Northwestern students, alumni discuss Teach for America

Jeanne Kuang, Reporter

During an educational discussion on Thursday evening, Northwestern students highlighted their various perspectives on Teach for America.  

Teach for America, a national nonprofit dedicated to solving educational inequity, recruits recent college graduates and trains them to teach for two years in low-income and underprivileged schools.

About 30 students attended the discussion hosted by the Center for Civic Engagement in Norris University Center’s Louis Room. A panel of people involved with TFA, including two recent NU alumni, shared their experiences working with the organization.
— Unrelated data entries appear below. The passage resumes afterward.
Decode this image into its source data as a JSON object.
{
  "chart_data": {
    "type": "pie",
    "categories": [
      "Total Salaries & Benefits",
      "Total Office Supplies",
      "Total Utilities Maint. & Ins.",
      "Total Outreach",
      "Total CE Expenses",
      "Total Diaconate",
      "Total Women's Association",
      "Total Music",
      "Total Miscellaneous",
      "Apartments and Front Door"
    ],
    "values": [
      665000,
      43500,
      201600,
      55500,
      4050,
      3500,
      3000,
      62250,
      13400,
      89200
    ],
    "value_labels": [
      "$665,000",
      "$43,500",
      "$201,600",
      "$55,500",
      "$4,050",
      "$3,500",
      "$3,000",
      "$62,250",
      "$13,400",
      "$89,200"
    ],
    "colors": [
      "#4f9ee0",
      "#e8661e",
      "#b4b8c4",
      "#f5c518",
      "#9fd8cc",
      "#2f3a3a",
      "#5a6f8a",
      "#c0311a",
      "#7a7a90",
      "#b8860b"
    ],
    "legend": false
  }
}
Ten percent of Northwestern graduates from the Class of 2012 applied to work for TFA, said Weinberg senior Lena Peck, a Center for Civic Engagement fellow who organized the discussion. Despite the high involvement of NU students, Peck said, many people still do not have clear perspectives of the program from current or previous corps members.
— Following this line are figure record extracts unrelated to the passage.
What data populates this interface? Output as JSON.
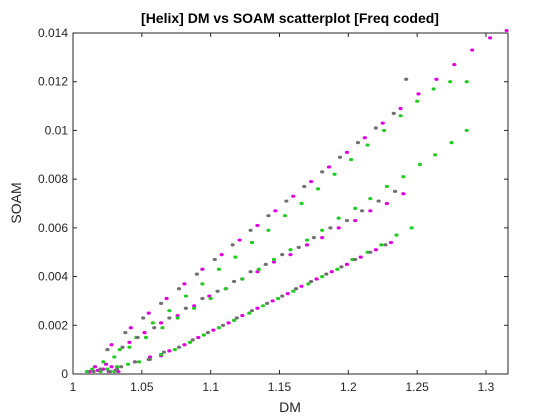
{
  "chart_data": {
    "type": "scatter",
    "title": "[Helix] DM vs SOAM scatterplot [Freq coded]",
    "xlabel": "DM",
    "ylabel": "SOAM",
    "xlim": [
      1,
      1.316
    ],
    "ylim": [
      0,
      0.014
    ],
    "xticks": [
      1,
      1.05,
      1.1,
      1.15,
      1.2,
      1.25,
      1.3
    ],
    "xtick_labels": [
      "1",
      "1.05",
      "1.1",
      "1.15",
      "1.2",
      "1.25",
      "1.3"
    ],
    "yticks": [
      0,
      0.002,
      0.004,
      0.006,
      0.008,
      0.01,
      0.012,
      0.014
    ],
    "ytick_labels": [
      "0",
      "0.002",
      "0.004",
      "0.006",
      "0.008",
      "0.01",
      "0.012",
      "0.014"
    ],
    "grid": false,
    "series": [
      {
        "color": "#e000e0",
        "points": [
          [
            1.028,
            0.0003
          ],
          [
            1.045,
            0.0005
          ],
          [
            1.056,
            0.0007
          ],
          [
            1.064,
            0.00075
          ],
          [
            1.07,
            0.00095
          ],
          [
            1.081,
            0.0012
          ],
          [
            1.091,
            0.0015
          ],
          [
            1.102,
            0.0018
          ],
          [
            1.113,
            0.0021
          ],
          [
            1.123,
            0.0024
          ],
          [
            1.134,
            0.0027
          ],
          [
            1.145,
            0.003
          ],
          [
            1.156,
            0.0033
          ],
          [
            1.166,
            0.0036
          ],
          [
            1.177,
            0.0039
          ],
          [
            1.188,
            0.0042
          ],
          [
            1.199,
            0.0045
          ],
          [
            1.209,
            0.0048
          ],
          [
            1.22,
            0.0051
          ],
          [
            1.231,
            0.0054
          ],
          [
            1.041,
            0.0013
          ],
          [
            1.052,
            0.0017
          ],
          [
            1.064,
            0.0021
          ],
          [
            1.076,
            0.0024
          ],
          [
            1.088,
            0.0028
          ],
          [
            1.099,
            0.0032
          ],
          [
            1.111,
            0.0035
          ],
          [
            1.123,
            0.0039
          ],
          [
            1.134,
            0.0042
          ],
          [
            1.146,
            0.0046
          ],
          [
            1.158,
            0.0049
          ],
          [
            1.17,
            0.0053
          ],
          [
            1.181,
            0.0056
          ],
          [
            1.193,
            0.006
          ],
          [
            1.205,
            0.0063
          ],
          [
            1.216,
            0.0067
          ],
          [
            1.228,
            0.007
          ],
          [
            1.24,
            0.0074
          ],
          [
            1.028,
            0.0012
          ],
          [
            1.042,
            0.0019
          ],
          [
            1.055,
            0.0025
          ],
          [
            1.068,
            0.0031
          ],
          [
            1.081,
            0.0037
          ],
          [
            1.094,
            0.0043
          ],
          [
            1.108,
            0.0049
          ],
          [
            1.121,
            0.0055
          ],
          [
            1.134,
            0.0061
          ],
          [
            1.147,
            0.0067
          ],
          [
            1.16,
            0.0073
          ],
          [
            1.173,
            0.0079
          ],
          [
            1.186,
            0.0085
          ],
          [
            1.199,
            0.0091
          ],
          [
            1.212,
            0.0097
          ],
          [
            1.225,
            0.0103
          ],
          [
            1.238,
            0.0109
          ],
          [
            1.251,
            0.0115
          ],
          [
            1.264,
            0.0121
          ],
          [
            1.277,
            0.0127
          ],
          [
            1.29,
            0.0133
          ],
          [
            1.303,
            0.0138
          ],
          [
            1.315,
            0.0141
          ],
          [
            1.012,
            0.0001
          ],
          [
            1.018,
            0.00015
          ],
          [
            1.022,
            0.0002
          ],
          [
            1.026,
            0.0001
          ],
          [
            1.031,
            0.00015
          ],
          [
            1.016,
            0.0003
          ],
          [
            1.024,
            0.0004
          ],
          [
            1.033,
            0.0001
          ]
        ]
      },
      {
        "color": "#22cc22",
        "points": [
          [
            1.032,
            0.0003
          ],
          [
            1.04,
            0.0004
          ],
          [
            1.048,
            0.0005
          ],
          [
            1.056,
            0.0006
          ],
          [
            1.064,
            0.0008
          ],
          [
            1.074,
            0.001
          ],
          [
            1.085,
            0.0013
          ],
          [
            1.095,
            0.0016
          ],
          [
            1.106,
            0.0019
          ],
          [
            1.117,
            0.0022
          ],
          [
            1.128,
            0.0025
          ],
          [
            1.138,
            0.0028
          ],
          [
            1.149,
            0.0031
          ],
          [
            1.16,
            0.0034
          ],
          [
            1.171,
            0.0037
          ],
          [
            1.181,
            0.004
          ],
          [
            1.192,
            0.0043
          ],
          [
            1.203,
            0.0047
          ],
          [
            1.214,
            0.005
          ],
          [
            1.224,
            0.0053
          ],
          [
            1.235,
            0.0057
          ],
          [
            1.246,
            0.006
          ],
          [
            1.03,
            0.0007
          ],
          [
            1.041,
            0.0011
          ],
          [
            1.053,
            0.0015
          ],
          [
            1.065,
            0.0019
          ],
          [
            1.076,
            0.0023
          ],
          [
            1.088,
            0.0027
          ],
          [
            1.1,
            0.0031
          ],
          [
            1.111,
            0.0035
          ],
          [
            1.123,
            0.0039
          ],
          [
            1.135,
            0.0043
          ],
          [
            1.146,
            0.0047
          ],
          [
            1.158,
            0.0051
          ],
          [
            1.17,
            0.0055
          ],
          [
            1.181,
            0.0059
          ],
          [
            1.193,
            0.0064
          ],
          [
            1.205,
            0.0068
          ],
          [
            1.216,
            0.0072
          ],
          [
            1.228,
            0.0077
          ],
          [
            1.24,
            0.0081
          ],
          [
            1.252,
            0.0086
          ],
          [
            1.263,
            0.009
          ],
          [
            1.275,
            0.0095
          ],
          [
            1.286,
            0.01
          ],
          [
            1.022,
            0.0005
          ],
          [
            1.034,
            0.001
          ],
          [
            1.046,
            0.0015
          ],
          [
            1.058,
            0.0021
          ],
          [
            1.07,
            0.0026
          ],
          [
            1.082,
            0.0032
          ],
          [
            1.094,
            0.0037
          ],
          [
            1.106,
            0.0043
          ],
          [
            1.118,
            0.0048
          ],
          [
            1.13,
            0.0054
          ],
          [
            1.142,
            0.0059
          ],
          [
            1.154,
            0.0065
          ],
          [
            1.166,
            0.007
          ],
          [
            1.178,
            0.0076
          ],
          [
            1.19,
            0.0082
          ],
          [
            1.202,
            0.0088
          ],
          [
            1.214,
            0.0094
          ],
          [
            1.226,
            0.01
          ],
          [
            1.238,
            0.0106
          ],
          [
            1.25,
            0.0112
          ],
          [
            1.262,
            0.0117
          ],
          [
            1.274,
            0.012
          ],
          [
            1.286,
            0.012
          ],
          [
            1.01,
            0.0001
          ],
          [
            1.014,
            0.0002
          ],
          [
            1.02,
            0.0001
          ],
          [
            1.025,
            0.0002
          ],
          [
            1.03,
            0.0001
          ]
        ]
      },
      {
        "color": "#707070",
        "points": [
          [
            1.035,
            0.0003
          ],
          [
            1.045,
            0.0005
          ],
          [
            1.055,
            0.0006
          ],
          [
            1.066,
            0.0009
          ],
          [
            1.077,
            0.0011
          ],
          [
            1.087,
            0.0014
          ],
          [
            1.098,
            0.0017
          ],
          [
            1.109,
            0.002
          ],
          [
            1.119,
            0.0023
          ],
          [
            1.13,
            0.0026
          ],
          [
            1.141,
            0.0029
          ],
          [
            1.152,
            0.0032
          ],
          [
            1.162,
            0.0035
          ],
          [
            1.173,
            0.0038
          ],
          [
            1.184,
            0.0041
          ],
          [
            1.195,
            0.0044
          ],
          [
            1.205,
            0.0047
          ],
          [
            1.216,
            0.005
          ],
          [
            1.227,
            0.0053
          ],
          [
            1.036,
            0.0011
          ],
          [
            1.047,
            0.0015
          ],
          [
            1.059,
            0.0019
          ],
          [
            1.07,
            0.0023
          ],
          [
            1.082,
            0.0027
          ],
          [
            1.094,
            0.0031
          ],
          [
            1.105,
            0.0034
          ],
          [
            1.117,
            0.0038
          ],
          [
            1.129,
            0.0042
          ],
          [
            1.14,
            0.0045
          ],
          [
            1.152,
            0.0049
          ],
          [
            1.164,
            0.0052
          ],
          [
            1.175,
            0.0056
          ],
          [
            1.187,
            0.006
          ],
          [
            1.199,
            0.0063
          ],
          [
            1.21,
            0.0067
          ],
          [
            1.222,
            0.0071
          ],
          [
            1.234,
            0.0075
          ],
          [
            1.025,
            0.001
          ],
          [
            1.038,
            0.0017
          ],
          [
            1.051,
            0.0023
          ],
          [
            1.064,
            0.0029
          ],
          [
            1.077,
            0.0035
          ],
          [
            1.09,
            0.0041
          ],
          [
            1.103,
            0.0047
          ],
          [
            1.116,
            0.0053
          ],
          [
            1.129,
            0.0059
          ],
          [
            1.142,
            0.0065
          ],
          [
            1.155,
            0.0071
          ],
          [
            1.168,
            0.0077
          ],
          [
            1.181,
            0.0083
          ],
          [
            1.194,
            0.0089
          ],
          [
            1.207,
            0.0095
          ],
          [
            1.22,
            0.0101
          ],
          [
            1.233,
            0.0107
          ],
          [
            1.242,
            0.0121
          ],
          [
            1.015,
            0.0001
          ],
          [
            1.02,
            0.0002
          ],
          [
            1.027,
            0.0001
          ],
          [
            1.032,
            0.0002
          ]
        ]
      }
    ]
  }
}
“You hear a lot of stuff about (Teach for America), there’s a lot of info sessions,” she said. “But what is it really like?”

Panelist Rob Crawford (Weinberg ’12) said he stumbled upon the group when, after college, he said he wanted to “do something that I would never have the opportunity to do again in my life.” He and fellow corps member Dal Ackerman (Communication ’12) have been working for Teach for America for three and a half months. Crawford acknowledged that the organization combines “a lot of work” with “an incredible experience.”

In addition to recent college graduates, the panel also included two TFA alumnae. One panelist described how the program sparked her interest in education issues and another explained how she did not take the traditional two-year route, instead joining the organization later on.

The panelists then answered questions about the effect of TFA on members’ future careers, as well as teachers’ experiences during the Chicago Public Schools strike in September.

Student attendees broke into groups to discuss their views on Teach for America. While some were interested in applying to become a teacher, others questioned the effectiveness of recruiting recent college graduates with no teaching experience to help students in struggling schools.

Some students were surprised by criticism of the organization. Weinberg junior Katie Funderburg said she was interested in hearing varying perspectives on Teach for America.

“Our conclusions were just that there are a lot of differing opinions about (Teach for America),” she said. “It’s possible to have a lot of positive views about TFA and also a lot of reservations about it.”

Peck said she was glad that the discussions brought up some of the lesser known issues surrounding TFA. Heidi Gross, program manager at the Center for Civic Engagement, said the event was intentionally planned not as an information or recruitment session, but rather as an opportunity for students considering Teach for America to ask questions and voice concerns.

“We wanted to provide a venue for that conversation to happen,” she said.